Brasil a reboque do mundo: nosso transporte rodoviário de cargas depende de multinacionais

*escrito com Fausto Oliveira

A 22ª edição do Salão Internacional do Transporte Rodoviário de Cargas (Fenatran) em foi uma prova inconteste da distância tecnológica do Brasil em relação ao mundo desenvolvido. O setor automotivo é uma das maiores e mais sofisticadas indústrias do mundo. Não há país realmente pais desenvolvido sem ter participação consistente na produção de veículos e seus componentes (dentre os mais nobres: motores, transmissão e diferenciais; entre os menos nobres, as chamadas “autopeças”, como tanques, escapamento, discos de freio etc). A Fenatran mostrou com toda nitidez que o Brasil participa de maneira secundária desta indústria. Veja a lista de empresas produtoras de caminhões que expuseram na Fenatran 2019: Volkswagen (Alemanha), Mercedes-Benz (Alemanha), Scania (Suécia), Volvo (Suécia), Iveco (Itália), DAF (Holanda/EUA), Peugeot (França), JAC (China)

Poucas empresas são concentradoras de uma enorme fatia de um enorme mercado global que movimenta centenas de bilhões anualmente. Representando o Brasil, contudo, havia muitas empresas menores. Centenas de empresas nacionais fabricantes dos chamados “implementos rodoviários” se fizeram presentes à Fenatran. O que são os implementos? Caçambas, carretas, coletores de lixo, reboques. Em todos eles, a junção de tecnologias é reduzida. Portanto, o valor adicionado é menor, refletindo-se em menores divisas tanto para a empresa quanto para a economia nacional (quando se faz uma exportação).

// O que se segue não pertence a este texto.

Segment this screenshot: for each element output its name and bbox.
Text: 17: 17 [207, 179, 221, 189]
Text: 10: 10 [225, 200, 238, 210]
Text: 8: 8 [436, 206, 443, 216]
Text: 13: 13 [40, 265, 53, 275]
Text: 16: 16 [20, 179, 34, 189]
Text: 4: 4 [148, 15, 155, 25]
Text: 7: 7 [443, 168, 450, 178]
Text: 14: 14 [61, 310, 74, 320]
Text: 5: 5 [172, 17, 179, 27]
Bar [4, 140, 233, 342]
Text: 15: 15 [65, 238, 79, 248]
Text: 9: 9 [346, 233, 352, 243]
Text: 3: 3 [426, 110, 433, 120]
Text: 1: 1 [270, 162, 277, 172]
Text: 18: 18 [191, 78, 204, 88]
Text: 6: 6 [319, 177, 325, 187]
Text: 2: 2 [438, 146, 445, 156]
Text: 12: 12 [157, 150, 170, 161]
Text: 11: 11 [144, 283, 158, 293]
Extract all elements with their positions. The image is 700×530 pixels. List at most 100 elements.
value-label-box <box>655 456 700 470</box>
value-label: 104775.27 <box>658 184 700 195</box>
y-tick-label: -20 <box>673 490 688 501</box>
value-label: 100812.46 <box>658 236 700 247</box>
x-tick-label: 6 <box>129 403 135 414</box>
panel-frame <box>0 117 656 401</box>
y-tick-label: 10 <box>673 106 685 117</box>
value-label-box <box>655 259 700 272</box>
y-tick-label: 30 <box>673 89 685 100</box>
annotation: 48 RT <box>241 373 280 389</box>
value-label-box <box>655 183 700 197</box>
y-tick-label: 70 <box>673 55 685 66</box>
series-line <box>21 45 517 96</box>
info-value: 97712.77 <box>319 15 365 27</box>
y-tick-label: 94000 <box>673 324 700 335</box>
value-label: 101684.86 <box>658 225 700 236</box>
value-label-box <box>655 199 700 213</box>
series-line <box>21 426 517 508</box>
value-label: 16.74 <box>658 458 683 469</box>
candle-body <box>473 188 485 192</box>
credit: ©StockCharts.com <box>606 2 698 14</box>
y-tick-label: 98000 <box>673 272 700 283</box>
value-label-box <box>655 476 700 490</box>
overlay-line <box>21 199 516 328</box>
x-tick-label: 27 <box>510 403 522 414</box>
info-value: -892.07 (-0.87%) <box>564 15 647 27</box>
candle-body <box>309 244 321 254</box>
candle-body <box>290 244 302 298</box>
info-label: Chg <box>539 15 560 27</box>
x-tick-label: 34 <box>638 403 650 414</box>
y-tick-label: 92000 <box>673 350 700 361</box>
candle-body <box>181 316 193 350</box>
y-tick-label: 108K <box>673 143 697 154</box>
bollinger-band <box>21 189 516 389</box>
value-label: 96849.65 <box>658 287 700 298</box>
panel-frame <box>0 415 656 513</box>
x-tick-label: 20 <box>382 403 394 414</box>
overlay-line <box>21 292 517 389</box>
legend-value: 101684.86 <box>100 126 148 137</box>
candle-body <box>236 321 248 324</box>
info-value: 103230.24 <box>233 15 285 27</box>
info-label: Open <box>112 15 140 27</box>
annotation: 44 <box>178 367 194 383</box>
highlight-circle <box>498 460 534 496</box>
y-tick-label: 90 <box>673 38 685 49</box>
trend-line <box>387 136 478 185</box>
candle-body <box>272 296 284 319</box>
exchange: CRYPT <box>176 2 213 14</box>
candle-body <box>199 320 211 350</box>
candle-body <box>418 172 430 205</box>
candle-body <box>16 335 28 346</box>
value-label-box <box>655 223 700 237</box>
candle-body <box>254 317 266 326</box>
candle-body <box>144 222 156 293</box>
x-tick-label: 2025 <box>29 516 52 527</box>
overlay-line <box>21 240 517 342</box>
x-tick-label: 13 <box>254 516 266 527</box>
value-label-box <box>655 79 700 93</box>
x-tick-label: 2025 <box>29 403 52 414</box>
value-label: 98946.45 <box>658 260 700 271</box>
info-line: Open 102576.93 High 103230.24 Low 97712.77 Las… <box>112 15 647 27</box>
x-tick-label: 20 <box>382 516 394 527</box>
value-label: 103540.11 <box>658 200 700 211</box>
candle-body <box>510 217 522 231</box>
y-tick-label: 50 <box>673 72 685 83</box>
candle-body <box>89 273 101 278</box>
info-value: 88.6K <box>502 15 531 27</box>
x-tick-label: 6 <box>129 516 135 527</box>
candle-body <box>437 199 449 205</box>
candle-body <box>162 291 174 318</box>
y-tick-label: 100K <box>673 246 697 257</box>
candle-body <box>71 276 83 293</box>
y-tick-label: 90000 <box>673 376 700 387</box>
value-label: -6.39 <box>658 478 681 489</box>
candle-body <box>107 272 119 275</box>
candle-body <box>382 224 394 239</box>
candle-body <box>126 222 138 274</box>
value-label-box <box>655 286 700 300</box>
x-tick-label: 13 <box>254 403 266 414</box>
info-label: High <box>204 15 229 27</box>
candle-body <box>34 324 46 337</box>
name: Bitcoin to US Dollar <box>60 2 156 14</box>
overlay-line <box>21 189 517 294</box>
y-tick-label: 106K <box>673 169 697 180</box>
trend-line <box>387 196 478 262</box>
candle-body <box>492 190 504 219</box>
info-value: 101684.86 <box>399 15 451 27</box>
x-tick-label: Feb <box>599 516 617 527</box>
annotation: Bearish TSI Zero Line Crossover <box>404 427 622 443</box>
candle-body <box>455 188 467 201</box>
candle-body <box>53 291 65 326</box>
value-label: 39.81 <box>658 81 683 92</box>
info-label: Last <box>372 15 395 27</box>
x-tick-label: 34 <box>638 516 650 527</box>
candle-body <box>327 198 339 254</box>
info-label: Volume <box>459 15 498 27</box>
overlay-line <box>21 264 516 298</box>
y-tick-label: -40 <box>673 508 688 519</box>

Infelizmente, a realidade de muitos setores metal-mecânicos na indústria nacional bate no limite onde estão os implementos rodoviários. Uma junção de metalurgia, hidráulica e elétrica, a fim de fazer as chapas de aço se movimentarem sob o comando de uma instrumentação mais sofisticada. Como regra, esta instrumentação sofisticada não é produzida PELO país (embora as transnacionais aqui presentes as produzam NO país). O problema é grave pois sem uma base industrial metal-mecânica sofisticada é mais difícil manter (para não dizer aumentar) a base industrial nos demais setores. Se a oferta de máquinas e equipamentos no Brasil for inteiramente dominada por multinacionais, isso significará que toda a nossa infraestrutura e parque industrial serão ainda mais dependentes de bens de capital importados ou apenas maquilados aqui. Ou seja, nosso crescimento se tornaria um fator de aprofundamento do déficit financeiro e tecnológico. O retrato do que se viu na Fenatran vai exatamente neste caminho. Brasil produzindo reboques pouco sofisticados para os caminhões europeus e norte-americanos altamente sofisticados.

Já foi diferente

Nem sempre foi assim. A Fábrica Nacional de Motores (a popular Fenemê), criada em 1939 para produzir motores aeronáuticos, foi depois convertida em uma produtora de caminhões e automóveis. Mas graças ao presidente Eurico Gaspar Dutra, que sucedeu Getúlio Vargas, a Fenemê foi desmobilizada e em seguida acabou fagocitada pela italiana Isotta Fraschini. Mais tarde, por problemas financeiros nesta empresa, a Alfa Romeo concordou em transferis algumas tecnologias para a Fenemê, que assim viveu um período áureo em que produziu veículos pesados que chegaram a rodar. A nossa indústria automotiva nacional afinal não resistiu quando o governo militar a privatizou em 1968, vendendo-a numa negociação rumorosa à mesma Alfa Romeo (que na época era uma estatal italiana). Na Itália, a Fiat acabou comprando a Alfa Romeo e assim em 1977 a Fiat fechou a Fenemê. Tendo produzido cerca de 15 mil veículos no Brasil, a Fenemê foi substituída por uma inserção menor no segmento de transporte rodoviário de cargas. Uma em que nós ficamos com o reboque, e os desenvolvidos ficam com os motores.